Odanın duvarını kaplayan kitaplığımın önünde duruyorum.
Çocukluk yıllarımdan itibaren evimde bir kütüphanem olması için çabaladım. Bilhassa şiir kitaplarının raflarımı doldurmasını istedim. İlk kez bir kırtasiyeye girip şiir kitabı almak istediğimde ilkokuldaydım. Elinde olan tek şiir kitabını almıştım: Erzurumlu Emrah’ın şiirleri.
Şiir kitaplarını asırlarına, daha yakın zaman şairlerini ise yıllarına, dönemlerine ve anıldıkları akımlara göre ayırıp dizmek keyifli bir uğraştı. Ve tekrar tekrar okumak. Her kitapta, her rafta bir dönemin kapısını araladım kendime.
Başlarda böyle düzenli değildim. Lise yıllarımın başında; henüz kitaba ulaşmanın benim için şimdiki kadar kolay olmadığı zamanlarda kıyıda köşede bir şiire, hiç değilse birkaç mısraına denk gelsem derhal şairi tanımaya ve kitaplarını almaya çalışırdım. Ulaşmak için birkaç haftamı harcadığım kitaplar biraz daha kıymetliler sanki.

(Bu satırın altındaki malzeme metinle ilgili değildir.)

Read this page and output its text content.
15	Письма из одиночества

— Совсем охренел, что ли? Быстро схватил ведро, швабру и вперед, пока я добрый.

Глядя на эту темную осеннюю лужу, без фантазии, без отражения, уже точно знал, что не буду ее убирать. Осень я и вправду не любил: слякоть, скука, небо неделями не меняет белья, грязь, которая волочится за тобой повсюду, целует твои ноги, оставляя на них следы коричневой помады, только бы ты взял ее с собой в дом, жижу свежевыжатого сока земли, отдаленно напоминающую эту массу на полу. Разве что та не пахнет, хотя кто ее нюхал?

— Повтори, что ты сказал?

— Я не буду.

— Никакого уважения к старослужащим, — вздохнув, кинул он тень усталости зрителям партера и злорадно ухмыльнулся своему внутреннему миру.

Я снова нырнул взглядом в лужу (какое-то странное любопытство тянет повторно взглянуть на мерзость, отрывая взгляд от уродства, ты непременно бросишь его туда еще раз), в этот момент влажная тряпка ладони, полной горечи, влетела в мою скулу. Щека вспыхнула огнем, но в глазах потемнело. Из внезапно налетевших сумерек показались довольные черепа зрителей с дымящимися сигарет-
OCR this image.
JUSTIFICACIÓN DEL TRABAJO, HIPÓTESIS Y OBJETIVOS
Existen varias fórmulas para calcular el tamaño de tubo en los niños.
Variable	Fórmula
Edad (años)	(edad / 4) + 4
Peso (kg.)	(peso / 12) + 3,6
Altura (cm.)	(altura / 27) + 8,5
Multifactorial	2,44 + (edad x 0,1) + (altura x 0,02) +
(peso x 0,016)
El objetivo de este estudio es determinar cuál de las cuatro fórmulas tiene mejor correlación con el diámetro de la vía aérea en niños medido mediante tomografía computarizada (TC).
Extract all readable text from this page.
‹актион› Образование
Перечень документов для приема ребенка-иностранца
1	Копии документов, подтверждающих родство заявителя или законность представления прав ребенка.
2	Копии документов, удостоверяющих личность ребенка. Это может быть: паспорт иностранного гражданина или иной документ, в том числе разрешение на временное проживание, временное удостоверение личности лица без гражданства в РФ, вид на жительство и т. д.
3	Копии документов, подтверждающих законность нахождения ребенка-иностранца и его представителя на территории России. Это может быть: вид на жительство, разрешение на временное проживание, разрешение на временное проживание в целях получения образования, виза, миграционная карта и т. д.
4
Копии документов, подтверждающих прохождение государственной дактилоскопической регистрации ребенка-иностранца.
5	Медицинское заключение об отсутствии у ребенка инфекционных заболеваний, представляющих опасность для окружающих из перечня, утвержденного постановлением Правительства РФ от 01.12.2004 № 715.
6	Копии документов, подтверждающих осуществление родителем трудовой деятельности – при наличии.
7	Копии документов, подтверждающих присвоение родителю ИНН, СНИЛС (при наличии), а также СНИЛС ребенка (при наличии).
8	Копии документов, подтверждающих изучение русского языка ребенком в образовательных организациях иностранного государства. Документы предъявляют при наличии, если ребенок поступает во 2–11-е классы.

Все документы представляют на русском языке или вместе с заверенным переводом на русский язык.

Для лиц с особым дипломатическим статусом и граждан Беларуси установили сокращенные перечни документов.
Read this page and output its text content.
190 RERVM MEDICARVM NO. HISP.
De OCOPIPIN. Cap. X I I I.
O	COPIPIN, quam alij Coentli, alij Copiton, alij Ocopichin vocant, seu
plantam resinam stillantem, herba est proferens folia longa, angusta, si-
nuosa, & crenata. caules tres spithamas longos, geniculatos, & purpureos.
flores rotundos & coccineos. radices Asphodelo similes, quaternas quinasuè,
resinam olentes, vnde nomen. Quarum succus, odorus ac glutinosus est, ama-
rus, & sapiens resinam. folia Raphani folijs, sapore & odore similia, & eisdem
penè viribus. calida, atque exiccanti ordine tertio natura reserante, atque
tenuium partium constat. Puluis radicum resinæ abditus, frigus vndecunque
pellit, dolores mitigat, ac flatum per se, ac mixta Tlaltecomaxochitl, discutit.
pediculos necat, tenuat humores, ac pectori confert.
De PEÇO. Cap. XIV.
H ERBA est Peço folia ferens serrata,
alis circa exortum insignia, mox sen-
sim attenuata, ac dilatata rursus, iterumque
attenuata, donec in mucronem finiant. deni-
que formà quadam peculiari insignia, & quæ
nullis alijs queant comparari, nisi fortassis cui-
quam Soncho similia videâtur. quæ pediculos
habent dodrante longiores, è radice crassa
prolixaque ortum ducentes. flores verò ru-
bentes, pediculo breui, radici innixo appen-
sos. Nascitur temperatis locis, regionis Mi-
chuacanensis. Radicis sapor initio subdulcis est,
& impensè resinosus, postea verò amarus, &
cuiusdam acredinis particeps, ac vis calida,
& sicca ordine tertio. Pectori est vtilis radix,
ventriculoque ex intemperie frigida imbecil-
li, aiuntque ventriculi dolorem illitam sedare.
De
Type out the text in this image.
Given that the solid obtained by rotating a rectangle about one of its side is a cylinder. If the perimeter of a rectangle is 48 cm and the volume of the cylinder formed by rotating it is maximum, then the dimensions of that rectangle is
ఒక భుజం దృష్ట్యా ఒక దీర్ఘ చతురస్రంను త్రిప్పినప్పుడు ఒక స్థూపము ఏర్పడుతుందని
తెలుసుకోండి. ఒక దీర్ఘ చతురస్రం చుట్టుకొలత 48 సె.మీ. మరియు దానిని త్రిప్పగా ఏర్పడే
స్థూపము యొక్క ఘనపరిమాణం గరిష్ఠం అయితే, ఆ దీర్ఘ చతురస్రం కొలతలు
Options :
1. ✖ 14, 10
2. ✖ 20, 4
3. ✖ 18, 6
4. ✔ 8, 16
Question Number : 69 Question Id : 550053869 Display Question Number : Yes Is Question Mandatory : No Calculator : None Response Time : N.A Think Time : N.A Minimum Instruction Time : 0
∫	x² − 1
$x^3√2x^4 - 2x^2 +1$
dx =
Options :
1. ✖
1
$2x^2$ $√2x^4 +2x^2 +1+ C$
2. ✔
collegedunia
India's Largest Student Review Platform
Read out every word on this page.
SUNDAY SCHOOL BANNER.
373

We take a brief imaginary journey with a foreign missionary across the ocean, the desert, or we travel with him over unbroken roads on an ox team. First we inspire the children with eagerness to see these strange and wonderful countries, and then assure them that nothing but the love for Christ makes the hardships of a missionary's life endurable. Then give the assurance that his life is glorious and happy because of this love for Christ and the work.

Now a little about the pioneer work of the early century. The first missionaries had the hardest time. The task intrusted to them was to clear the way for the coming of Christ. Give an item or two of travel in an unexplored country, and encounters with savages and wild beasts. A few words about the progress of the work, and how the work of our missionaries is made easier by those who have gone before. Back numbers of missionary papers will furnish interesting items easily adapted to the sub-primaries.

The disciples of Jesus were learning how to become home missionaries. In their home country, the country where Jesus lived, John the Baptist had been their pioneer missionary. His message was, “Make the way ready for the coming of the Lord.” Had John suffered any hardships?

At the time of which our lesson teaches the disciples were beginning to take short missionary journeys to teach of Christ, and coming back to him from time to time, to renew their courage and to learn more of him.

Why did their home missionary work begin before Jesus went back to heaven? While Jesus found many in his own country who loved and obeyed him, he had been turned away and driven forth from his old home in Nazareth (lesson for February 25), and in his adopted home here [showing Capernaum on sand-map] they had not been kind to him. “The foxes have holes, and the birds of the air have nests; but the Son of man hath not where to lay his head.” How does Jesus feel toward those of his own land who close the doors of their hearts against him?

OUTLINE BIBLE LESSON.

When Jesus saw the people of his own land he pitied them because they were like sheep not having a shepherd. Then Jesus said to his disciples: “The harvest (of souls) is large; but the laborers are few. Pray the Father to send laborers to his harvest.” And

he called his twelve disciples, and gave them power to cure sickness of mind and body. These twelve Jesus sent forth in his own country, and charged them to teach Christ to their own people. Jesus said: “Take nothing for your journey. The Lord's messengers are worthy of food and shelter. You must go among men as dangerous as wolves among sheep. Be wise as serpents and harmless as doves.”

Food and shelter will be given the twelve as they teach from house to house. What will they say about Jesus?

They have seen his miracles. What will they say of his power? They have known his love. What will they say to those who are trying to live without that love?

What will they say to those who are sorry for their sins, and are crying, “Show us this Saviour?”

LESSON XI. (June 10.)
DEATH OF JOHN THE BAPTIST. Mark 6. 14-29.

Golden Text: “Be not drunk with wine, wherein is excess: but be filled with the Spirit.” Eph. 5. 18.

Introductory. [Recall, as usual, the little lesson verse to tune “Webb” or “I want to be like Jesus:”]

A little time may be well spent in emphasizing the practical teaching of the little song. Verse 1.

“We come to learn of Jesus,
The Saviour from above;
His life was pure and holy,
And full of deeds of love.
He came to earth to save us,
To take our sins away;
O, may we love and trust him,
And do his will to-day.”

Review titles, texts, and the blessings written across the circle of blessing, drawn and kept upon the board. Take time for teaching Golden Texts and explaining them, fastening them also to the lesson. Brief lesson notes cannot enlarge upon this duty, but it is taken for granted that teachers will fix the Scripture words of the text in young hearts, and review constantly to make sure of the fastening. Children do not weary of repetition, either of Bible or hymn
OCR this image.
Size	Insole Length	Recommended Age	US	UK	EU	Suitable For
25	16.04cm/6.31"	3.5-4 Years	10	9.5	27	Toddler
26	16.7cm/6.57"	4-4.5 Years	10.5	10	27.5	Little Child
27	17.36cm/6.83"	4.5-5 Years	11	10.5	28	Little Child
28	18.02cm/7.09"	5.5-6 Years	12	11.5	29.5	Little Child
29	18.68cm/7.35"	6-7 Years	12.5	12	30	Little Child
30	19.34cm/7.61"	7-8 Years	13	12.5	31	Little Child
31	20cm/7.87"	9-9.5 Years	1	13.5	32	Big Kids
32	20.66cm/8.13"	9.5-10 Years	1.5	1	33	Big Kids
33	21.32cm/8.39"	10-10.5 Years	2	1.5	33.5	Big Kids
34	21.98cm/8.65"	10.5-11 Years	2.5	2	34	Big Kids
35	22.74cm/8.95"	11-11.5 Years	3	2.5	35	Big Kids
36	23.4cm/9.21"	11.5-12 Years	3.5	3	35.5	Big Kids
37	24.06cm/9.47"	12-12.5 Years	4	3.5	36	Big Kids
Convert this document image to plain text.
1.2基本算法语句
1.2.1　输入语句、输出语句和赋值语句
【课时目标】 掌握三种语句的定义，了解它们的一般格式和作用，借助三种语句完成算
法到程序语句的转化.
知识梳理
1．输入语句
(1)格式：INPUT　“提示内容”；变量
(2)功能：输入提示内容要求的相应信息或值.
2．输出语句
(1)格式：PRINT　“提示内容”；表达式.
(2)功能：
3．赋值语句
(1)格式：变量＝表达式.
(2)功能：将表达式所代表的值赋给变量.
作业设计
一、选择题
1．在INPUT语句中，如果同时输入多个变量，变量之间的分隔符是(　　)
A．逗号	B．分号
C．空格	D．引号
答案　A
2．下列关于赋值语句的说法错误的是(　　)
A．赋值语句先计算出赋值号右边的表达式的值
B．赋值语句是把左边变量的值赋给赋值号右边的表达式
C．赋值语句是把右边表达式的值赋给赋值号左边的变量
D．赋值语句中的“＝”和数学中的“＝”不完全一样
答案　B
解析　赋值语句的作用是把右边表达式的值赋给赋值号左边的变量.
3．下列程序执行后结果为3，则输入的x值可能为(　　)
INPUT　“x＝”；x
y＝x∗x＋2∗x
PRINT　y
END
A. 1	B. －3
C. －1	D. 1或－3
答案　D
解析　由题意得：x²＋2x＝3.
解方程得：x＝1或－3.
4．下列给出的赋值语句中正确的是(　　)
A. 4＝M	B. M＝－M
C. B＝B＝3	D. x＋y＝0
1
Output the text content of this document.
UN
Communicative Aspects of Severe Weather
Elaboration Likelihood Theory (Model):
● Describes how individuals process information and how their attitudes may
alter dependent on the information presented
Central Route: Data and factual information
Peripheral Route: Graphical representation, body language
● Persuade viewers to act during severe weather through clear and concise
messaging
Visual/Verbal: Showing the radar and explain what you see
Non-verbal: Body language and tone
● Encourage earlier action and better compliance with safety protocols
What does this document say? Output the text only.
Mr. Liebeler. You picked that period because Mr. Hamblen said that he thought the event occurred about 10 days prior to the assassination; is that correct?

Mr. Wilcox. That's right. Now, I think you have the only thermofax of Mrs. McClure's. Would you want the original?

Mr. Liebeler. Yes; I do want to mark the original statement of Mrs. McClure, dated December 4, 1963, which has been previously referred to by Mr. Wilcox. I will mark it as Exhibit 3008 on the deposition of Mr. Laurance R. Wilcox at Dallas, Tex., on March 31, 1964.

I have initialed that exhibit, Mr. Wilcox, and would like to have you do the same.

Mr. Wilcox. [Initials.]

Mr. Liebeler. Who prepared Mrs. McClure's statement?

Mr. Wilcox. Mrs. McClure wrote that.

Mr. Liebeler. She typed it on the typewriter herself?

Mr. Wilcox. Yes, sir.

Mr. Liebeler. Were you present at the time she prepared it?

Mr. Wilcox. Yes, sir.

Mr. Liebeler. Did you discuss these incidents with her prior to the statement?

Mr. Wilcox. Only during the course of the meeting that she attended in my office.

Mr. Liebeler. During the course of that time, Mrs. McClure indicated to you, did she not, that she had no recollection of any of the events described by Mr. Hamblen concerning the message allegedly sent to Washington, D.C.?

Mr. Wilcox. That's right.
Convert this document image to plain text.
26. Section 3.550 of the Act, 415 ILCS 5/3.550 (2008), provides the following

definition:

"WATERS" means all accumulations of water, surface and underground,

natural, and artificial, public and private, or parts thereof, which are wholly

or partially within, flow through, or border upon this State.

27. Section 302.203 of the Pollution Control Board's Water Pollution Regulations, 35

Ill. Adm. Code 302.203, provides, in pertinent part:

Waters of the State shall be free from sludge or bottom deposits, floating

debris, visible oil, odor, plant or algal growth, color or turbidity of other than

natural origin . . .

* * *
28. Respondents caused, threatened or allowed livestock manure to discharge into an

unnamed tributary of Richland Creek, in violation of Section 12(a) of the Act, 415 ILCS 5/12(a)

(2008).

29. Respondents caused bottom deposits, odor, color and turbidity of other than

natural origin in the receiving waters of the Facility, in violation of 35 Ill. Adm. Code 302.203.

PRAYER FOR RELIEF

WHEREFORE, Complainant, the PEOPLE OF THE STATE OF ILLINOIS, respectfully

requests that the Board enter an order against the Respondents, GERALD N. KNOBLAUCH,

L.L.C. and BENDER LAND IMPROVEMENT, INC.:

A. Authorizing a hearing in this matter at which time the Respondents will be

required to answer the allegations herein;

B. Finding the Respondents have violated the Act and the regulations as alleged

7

Taşındıkça, evin nüfusu arttıkça… Bir şeyler değiştikçe hayatımızda, beklenmedik değişiklikler de kapımızı çalabiliyor.
Bir süre önce çalışma masamdan oldum. Yakın zamanda da kitaplık değişebilir. Hatta el değmişken kitaplarımın bir kısmını köydeki eve taşımam gerekebilir.
Kitaplarımın yanıbaşımda olmasına alışkınım. Azalmasından değil, artmasından yanayım.
Askere giderken bakmıştım aynı gözle kitaplık raflarına. Bir de Kastamonu’ya tayin olduğumda. Aklımdaki soru şuydu: yanımda hangi kitapları götürmeliyim, hangisini geride bırakmalıyım?
Konuyu dallandırayım. Bir diğer deyişle konu konuyu açmış olsun.
Askerliğimin acemi birliğine elimde Beş Şehir, Saatleri Ayarlama Enstitüsü ve Huzur vardı. Askerliğimin ilk dönemini Ahmet Hamdi Tanpınar’a ayırmıştım.
Sonrasında Konya’ya gitmek üzere yola çıktığımda ise Ankara’da bir gece konaklayıp Dost’tan epeyce yolluk almıştım.
Küre’ye gidecekken yine kitapların karşısına geçmiş ama işi hiç uzatmadan şairlerden bir seçkiyi koliye yerleştirmiştim. Kastamonu’nun ilk ayları şiirdi benim için. Ormana, İnebolu yoluna ve yatılı bölge okuluna bakan; nispeten ıssız bir manzarası olan, sisten çoğu vakit ne yolu ne de okulu görebildiğim penceremin önünde ömrümün en verimli okumalarını yaptım ve yazdıkça yazdım…
Şiirlerin yanına bir de Ferit Develioğlu sözlüğünü ve Kubbealtı’nın Misalli Sözlüğünü ekledim. Kelimelerin izini internetten, sanal sözlülerden sürmekten oldum olası haz alamadım. Şiirleri de internet sayfalarından okuyamam. İllâ elimde olmalı.
Velhâsıl, şimdi yine kitaplığın karşısından duruyorum. Bakalım kitaplarımın bir dekorasyona kurban gitmesini ne kadar geciktirebileceğim.